If your provider notices signs of cognitive decline, a more detailed assessment can be scheduled. That follow-up evaluation is thorough: it includes standardized dementia staging tools, a review of high-risk medications, screening for depression and anxiety, a safety evaluation covering home environment and driving, and a discussion about advance care planning. This deeper assessment is billed as a separate service but is covered by Medicare.
Who Can Perform the Visit
Your Annual Wellness Visit doesn’t have to be conducted by a physician. Nurse practitioners, physician assistants, and clinical nurse specialists can all perform it. Medicare also allows a team of medical professionals, including health educators, registered dietitians, and other licensed practitioners, to conduct the visit as long as a physician directly supervises them. This flexibility means you may see different members of your care team depending on your practice’s setup.
What to Bring to Your Appointment
Coming prepared makes the visit more useful. CMS recommends bringing four things:
- Medical records and immunization history: especially if you’ve seen specialists or received care outside your primary provider’s system
- Family health history: conditions like heart disease, diabetes, or cancer in parents, siblings, or children
- A complete medication list: every prescription, over-the-counter drug, vitamin, and supplement you take, along with the dose and how often you take each one
- A list of all your current providers: not just doctors, but anyone involved in your care, including home health aides, adult day care services, meal delivery programs, therapists, and behavioral health specialists
Having this information ready lets your provider spend the visit on assessment and planning rather than tracking down records.
What It Costs
The Annual Wellness Visit is covered at 100% under Medicare Part B. You pay no deductible, no copay, and no coinsurance, provided your doctor accepts Medicare assignment. The same applies to the one-time Welcome to Medicare visit during your first year of coverage.

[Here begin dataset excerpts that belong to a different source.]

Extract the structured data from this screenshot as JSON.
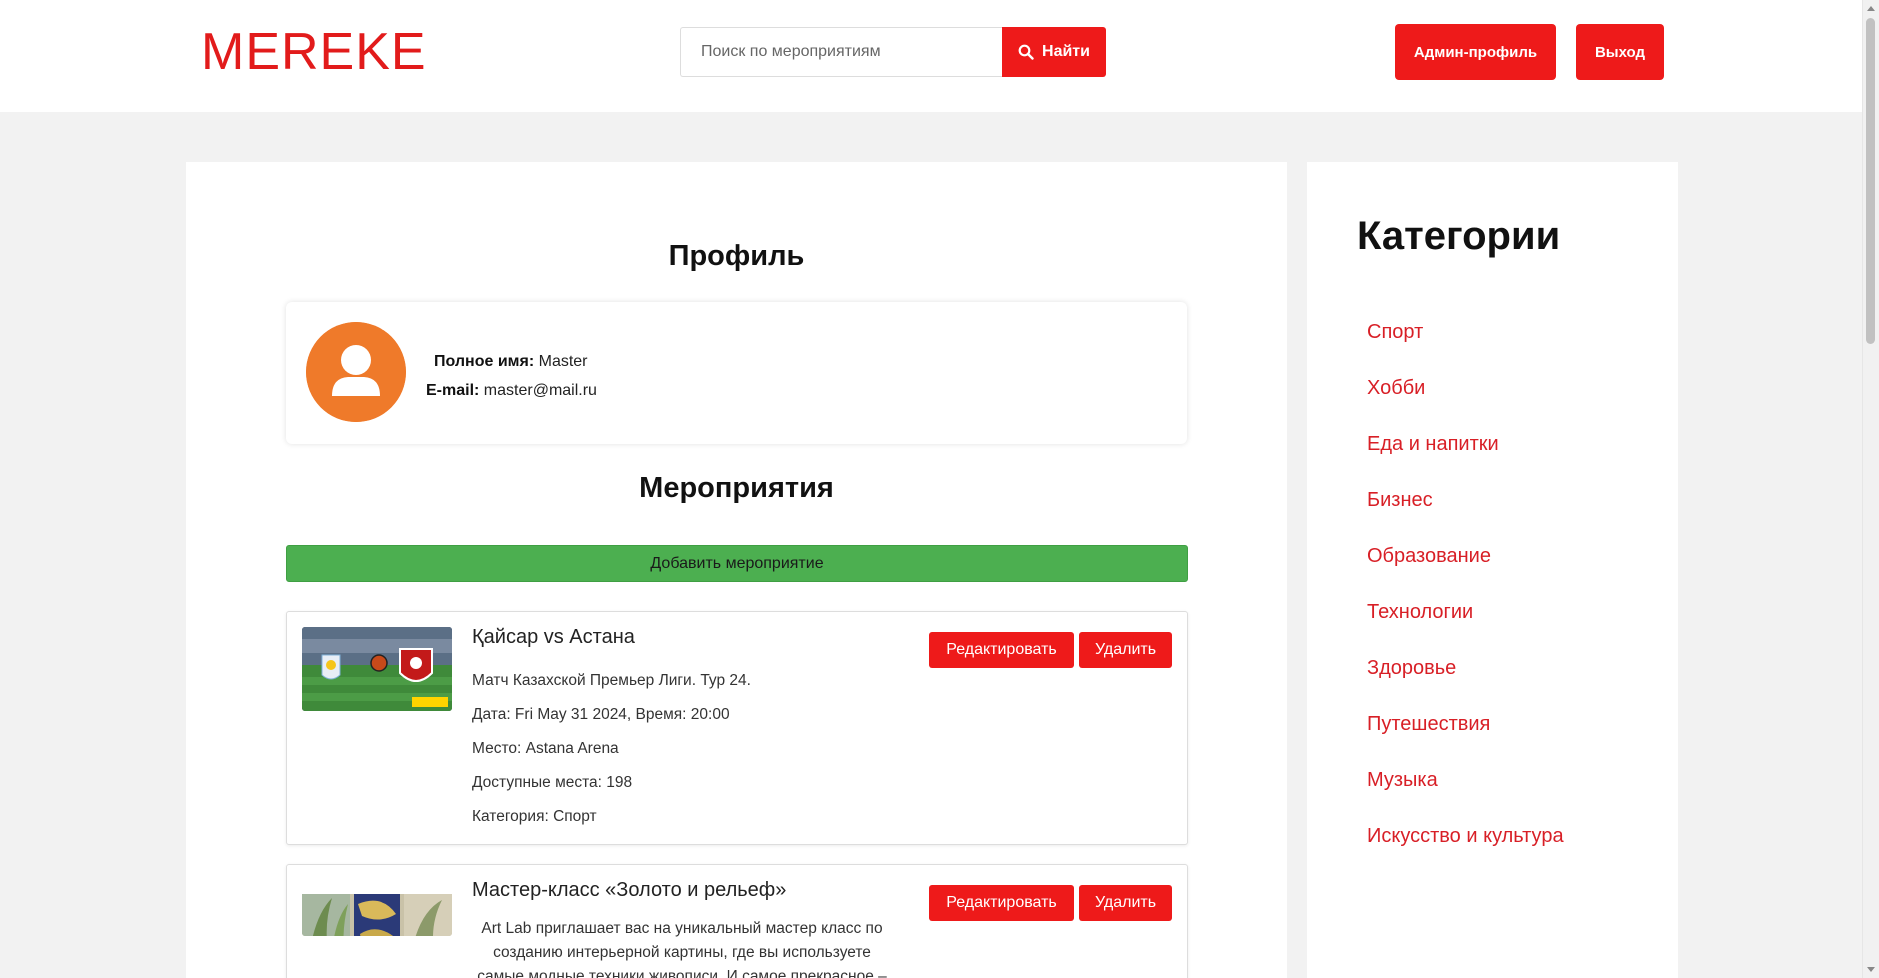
{
  "header": {
    "logo": "MEREKE",
    "search_placeholder": "Поиск по мероприятиям",
    "search_button": "Найти",
    "admin_button": "Админ-профиль",
    "logout_button": "Выход"
  },
  "profile": {
    "title": "Профиль",
    "name_label": "Полное имя:",
    "name_value": "Master",
    "email_label": "E-mail:",
    "email_value": "master@mail.ru"
  },
  "events": {
    "title": "Мероприятия",
    "add_button": "Добавить мероприятие",
    "items": [
      {
        "title": "Қайсар vs Астана",
        "description": "Матч Казахской Премьер Лиги. Тур 24.",
        "datetime": "Дата: Fri May 31 2024, Время: 20:00",
        "place": "Место: Astana Arena",
        "seats": "Доступные места: 198",
        "category": "Категория: Спорт",
        "edit_label": "Редактировать",
        "delete_label": "Удалить"
      },
      {
        "title": "Мастер-класс «Золото и рельеф»",
        "description": "Art Lab приглашает вас на уникальный мастер класс по созданию интерьерной картины, где вы используете самые модные техники живописи. И самое прекрасное –",
        "edit_label": "Редактировать",
        "delete_label": "Удалить"
      }
    ]
  },
  "sidebar": {
    "title": "Категории",
    "categories": [
      "Спорт",
      "Хобби",
      "Еда и напитки",
      "Бизнес",
      "Образование",
      "Технологии",
      "Здоровье",
      "Путешествия",
      "Музыка",
      "Искусство и культура"
    ]
  },
  "colors": {
    "accent": "#ee1a1a",
    "add_button": "#4caf50",
    "avatar": "#ef7a2a",
    "category_link": "#d81f26"
  }
}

Where costs can appear is at the edges. If your provider orders bloodwork, refers you for imaging, or addresses a specific health complaint during the same appointment, those services are billed separately under standard Medicare cost-sharing rules. If you schedule a separate office visit with your primary care provider shortly after your wellness visit, that follow-up also carries its own costs. The key distinction is between the preventive planning visit (free) and any diagnostic or treatment services that come out of it (billed normally).
How Often You Can Schedule One
Medicare covers one Annual Wellness Visit every 12 months. The clock resets from the date of your last wellness visit, not from the calendar year. So if you had your visit in March 2024, you’re eligible again in March 2025, not January 2025. Missing a year doesn’t affect your eligibility going forward. You can schedule your next one anytime 12 months have passed since the previous visit.